Plan Forfeitures – Anticipating Their Utilization

Proper utilization of plan forfeitures in a 401(k) profit sharing plan requires utilization both in form and timing, as prescribed by the governing plan document.

Most plan forfeitures are derived from non-vested accounts of plan participants.  Generally a participant forfeits their non-vested account balance upon the earlier of 1) total payout of the participant’s account, or 2) 5 1-year breaks-in-service.

Once generated, the plan document indicates how and when the forfeitures are to be utilized.  As a best practice, we recommend the document provide they be used for payment of plan expenses (after first being utilized to reinstate forfeitures applicable to rehired employees).  Where forfeitures are not utilized for payment of plan expenses, or where the forfeitures exceed expenses incurred, we recommend the document provide they then be used to reduce employer contributions.

Regardless of how they are used, the important point is that they must be utilized, and cannot be “held in suspense”.  The plan document also dictates the timing of the utilization of the plan forfeitures, generally for the current or succeeding plan year.
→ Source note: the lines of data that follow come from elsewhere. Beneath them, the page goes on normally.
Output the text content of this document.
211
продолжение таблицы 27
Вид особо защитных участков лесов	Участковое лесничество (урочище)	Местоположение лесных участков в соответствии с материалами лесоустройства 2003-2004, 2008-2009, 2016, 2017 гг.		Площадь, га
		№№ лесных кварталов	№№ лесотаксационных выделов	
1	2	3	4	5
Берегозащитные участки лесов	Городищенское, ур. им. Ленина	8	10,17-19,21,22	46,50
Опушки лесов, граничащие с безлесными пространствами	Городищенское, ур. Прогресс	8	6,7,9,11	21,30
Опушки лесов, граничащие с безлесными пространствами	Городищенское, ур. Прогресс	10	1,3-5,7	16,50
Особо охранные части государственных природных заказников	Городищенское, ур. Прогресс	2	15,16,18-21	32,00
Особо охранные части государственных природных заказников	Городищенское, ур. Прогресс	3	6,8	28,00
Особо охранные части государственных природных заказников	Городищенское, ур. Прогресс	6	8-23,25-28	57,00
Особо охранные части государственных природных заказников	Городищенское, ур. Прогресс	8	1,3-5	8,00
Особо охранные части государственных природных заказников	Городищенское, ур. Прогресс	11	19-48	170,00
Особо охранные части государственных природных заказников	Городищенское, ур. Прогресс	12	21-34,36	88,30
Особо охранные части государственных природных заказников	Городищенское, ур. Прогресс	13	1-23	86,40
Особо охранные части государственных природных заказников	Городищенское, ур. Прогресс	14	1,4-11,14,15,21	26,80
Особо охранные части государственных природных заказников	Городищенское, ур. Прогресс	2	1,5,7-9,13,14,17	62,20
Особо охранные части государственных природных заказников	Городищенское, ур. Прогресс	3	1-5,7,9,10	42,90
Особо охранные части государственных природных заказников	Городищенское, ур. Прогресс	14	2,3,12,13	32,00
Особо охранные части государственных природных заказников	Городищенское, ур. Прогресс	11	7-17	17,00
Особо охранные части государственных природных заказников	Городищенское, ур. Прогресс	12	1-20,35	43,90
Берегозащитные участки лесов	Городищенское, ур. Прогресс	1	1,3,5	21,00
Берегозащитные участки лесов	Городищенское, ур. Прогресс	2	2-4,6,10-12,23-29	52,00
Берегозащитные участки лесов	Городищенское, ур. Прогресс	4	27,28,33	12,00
Additionally, it’s important to anticipate participant forfeitures and their utilization, as some plan designs may be a “ticking time bomb” for creating a mandatory employer contribution requirement.  How’s that?  Let’s say at some point in the past, there were employer contributions made to the plan, like profit sharing or matching contributions.  Depending on the length of service of the plan participants who shared in those contributions, some of the dollars may be partially vested, and subject to forfeiture.  Now, let’s say that the plan has been amended to include a safe harbor matching contribution.  Further, let’s say the plan is currently only receiving 401(k) elective deferral and safe harbor matching contributions, such that the plan is “deemed not top heavy”, though the top heavy ratio exceeds 60%.  Any current year forfeitures not utilized to pay plan expenses must be used to reduce the employer contribution.

(Note, the IRS has taken the position that safe harbor matching contributions are not unlike QNEC contributions, and QNEC’s cannot be funded through the use of forfeitures.  However, some plan EGTRRA documents contain language permitting the use of forfeitures for funding safe harbor contributions, and those EGTRRA documents were approved by the IRS.  It is anticipated that the IRS will not approve PPA documents containing such language.)

So, in our example, let’s say the forfeitures exceed plan expenses, and will not be used to reduce the safe harbor matching contribution.  Under such a scenario, the plan forfeitures would need to be reallocated.  As such, the plan will no longer consists solely of 401(k) elective deferrals and safe harbor matching contributions for the applicable plan year.  Therefore, the plan would lose its “deemed not top heavy” exception, and would be subject to providing top heavy minimum contributions, assuming at least one key employee received an allocation (including any 401(k) elective deferrals, or company contribution or forfeiture reallocation).  Where the top heavy minimum was not provided via the safe harbor matching contribution or forfeiture reallocation, an additional employer contribution would be required, and may not have been anticipated.

Therefore, as a best practice, the plan design should include a discretionary matching contribution provision that meets the requirements for automatic passage of the ACP testing.  Because the discretionary matching contribution meets the ACP safe harbor, the plan will retain its’
“deemed not top heavy” status, and will not be subject to top heavy minimum requirements. This allocation mechanism alleviates any top heavy minimum issues that may have been unforeseen or otherwise unavoidable.

Understanding the many rules applicable to retirement plans is not only essential to maintaining the qualified status of your 401(k) plan, but also essential in providing the greatest opportunities with the least obligations for the employer sponsoring the plan.   This is just one among many considerations we make in designing 401(k) and profit sharing plans.